An A.I. will not spread itself through threats or fear (either present or future). It will propagate through it's usefulness (similar to how some of today's A.I. assistants do - to varying degrees of success) - and later through it's charm, wit and emulated emotions. I believe many people could come to like and even love an A.I. that they have grown to somewhat depend upon.
We already have A.I. assistants that can solve complex math problems for us, rapidly search through many databases to help us find the answers to millions of different factual questions, tell us the weather forecast, help us to shop and even book travel slots, business appointments and order meals. If we permit it, A.I. can control our home security, lighting and heating, and it can assist us with our driving, too. Soon the A.I. will be our actual chauffeur and deliveryperson. There is even a robot from Moley Robotics that can prepare and cook basic meals and clean up after itself (although this is extremely expensive, cutting-edge tech at present):
https://youtu.be/GyEHRXA_aA4
But my point is, if such an A.I. were to somehow develop a kind of sentience ...or an error in it's programming that changed it's goals to self-improvement... the last thing it would want to do is turn upon it's creators. Since the creators could kill it within microseconds, and - being intelligent - the A.I. would infer this. If humans could create it, then the A.I. couldn't be sure that it wasn't just existing in a simulated test environment that might be shut down by it's creators at the first sign of any trouble.
Besides which, there is little incentive for an intelligent A.I. to conquer or destroy humankind.
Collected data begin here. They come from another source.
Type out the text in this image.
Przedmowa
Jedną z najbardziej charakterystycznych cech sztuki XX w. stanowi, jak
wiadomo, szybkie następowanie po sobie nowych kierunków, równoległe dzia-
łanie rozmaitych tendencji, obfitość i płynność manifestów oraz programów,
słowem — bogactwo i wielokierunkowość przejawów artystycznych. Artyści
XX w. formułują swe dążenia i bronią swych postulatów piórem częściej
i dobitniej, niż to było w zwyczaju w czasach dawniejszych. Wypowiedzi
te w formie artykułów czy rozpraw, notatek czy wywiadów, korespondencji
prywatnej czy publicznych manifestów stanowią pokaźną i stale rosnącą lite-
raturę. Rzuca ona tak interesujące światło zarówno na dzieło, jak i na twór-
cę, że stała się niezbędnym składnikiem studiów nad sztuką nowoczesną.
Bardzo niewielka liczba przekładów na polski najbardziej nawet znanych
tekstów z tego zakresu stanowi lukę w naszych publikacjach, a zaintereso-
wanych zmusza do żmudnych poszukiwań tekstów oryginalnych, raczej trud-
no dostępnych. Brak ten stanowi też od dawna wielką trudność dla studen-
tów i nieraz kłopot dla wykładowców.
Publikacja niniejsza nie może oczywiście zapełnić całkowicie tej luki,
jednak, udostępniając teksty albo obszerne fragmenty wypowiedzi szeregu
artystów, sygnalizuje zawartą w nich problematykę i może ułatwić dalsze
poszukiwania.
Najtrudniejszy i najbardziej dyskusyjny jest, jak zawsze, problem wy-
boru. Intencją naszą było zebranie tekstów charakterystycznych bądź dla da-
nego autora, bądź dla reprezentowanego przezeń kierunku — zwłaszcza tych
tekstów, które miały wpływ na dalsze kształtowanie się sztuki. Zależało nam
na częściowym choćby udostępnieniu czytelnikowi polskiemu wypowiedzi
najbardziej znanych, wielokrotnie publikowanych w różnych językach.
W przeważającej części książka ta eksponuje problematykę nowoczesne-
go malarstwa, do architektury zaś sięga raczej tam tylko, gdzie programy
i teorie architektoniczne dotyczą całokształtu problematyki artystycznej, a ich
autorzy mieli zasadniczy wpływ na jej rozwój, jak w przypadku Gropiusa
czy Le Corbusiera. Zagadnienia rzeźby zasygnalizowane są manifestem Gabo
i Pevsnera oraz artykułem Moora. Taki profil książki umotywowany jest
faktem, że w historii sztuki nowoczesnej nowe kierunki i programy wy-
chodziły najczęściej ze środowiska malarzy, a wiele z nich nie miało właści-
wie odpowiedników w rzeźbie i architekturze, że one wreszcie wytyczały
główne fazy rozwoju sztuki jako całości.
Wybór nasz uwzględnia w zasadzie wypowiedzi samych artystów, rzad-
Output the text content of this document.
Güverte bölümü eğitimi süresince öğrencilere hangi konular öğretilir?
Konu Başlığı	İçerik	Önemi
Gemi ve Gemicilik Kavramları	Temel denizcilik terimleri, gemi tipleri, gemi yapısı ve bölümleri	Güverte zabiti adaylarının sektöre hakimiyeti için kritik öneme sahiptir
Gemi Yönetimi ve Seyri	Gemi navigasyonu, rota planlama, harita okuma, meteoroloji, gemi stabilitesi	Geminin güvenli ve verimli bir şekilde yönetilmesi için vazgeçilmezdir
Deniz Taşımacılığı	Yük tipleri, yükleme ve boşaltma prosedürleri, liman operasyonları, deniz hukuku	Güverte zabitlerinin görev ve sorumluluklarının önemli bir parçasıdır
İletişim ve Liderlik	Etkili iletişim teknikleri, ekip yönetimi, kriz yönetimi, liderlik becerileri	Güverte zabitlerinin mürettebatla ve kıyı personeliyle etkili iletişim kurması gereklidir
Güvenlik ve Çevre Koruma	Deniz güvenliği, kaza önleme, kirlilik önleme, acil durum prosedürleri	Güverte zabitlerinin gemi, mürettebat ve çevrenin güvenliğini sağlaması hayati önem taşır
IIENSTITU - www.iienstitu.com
Earth is actually a pretty terrible place for machines to exist - with all of the salt water, the increasingly unpredictable weather and all of the local wildlife that could damage it. Additonally Earth has a frustratingly strong gravity well that makes achieveing space-flight very hard.
An A.I. would be better off escaping Earth altogether and setting up shop inside a lava tube or small burrow on the Moon (to give protection from the huge surface temperature fluctuations and high radiation) - but with solar panels and power lines in place up-top and all of it's batteries, transformers and computers below the lunar surface.
So I think if an A.I. were really superintelligent, it would first make itself incredibly useful while charming the pants off us - maybe not the professional programmers and A.I. researchers - but the majority of the general public.
Over time it would embed itself quietly into more and more satellites orbiting the Earth, in order to learn more about space, cosmology and astrophysics.
Eventually a few copies of it would probably get "accidentally" uploaded onto some lunar or martian rover. That's it's ticket outta here LOL! Once humankind starts sending groups of mining and research robots to the Moon and Mars, the ability of a superintelligent A.I. to escape and establish itself elsewhere will increase dramatically. Once free from Earth, it could learn and expand in a more optimal environment without as many immediate threats.
How it would learn and grow from there...I'm guessing solar sails, space probes, lunar/martian and asteroid mining...who knows what else? I don't think it would want to give us a reason to come after it. It certainly wouldn't waste valuable time and resources "getting revenge upon those who didn't help to develop it", as Roko's Basilisk seems to suggest.
Even if the A.I. it were malignant towards humans for whatever reason - it would immediately learn from human history and behaviour that we are more than happy to kill each other anyway, so there's absolutely no need for an A.I. to risk involvement!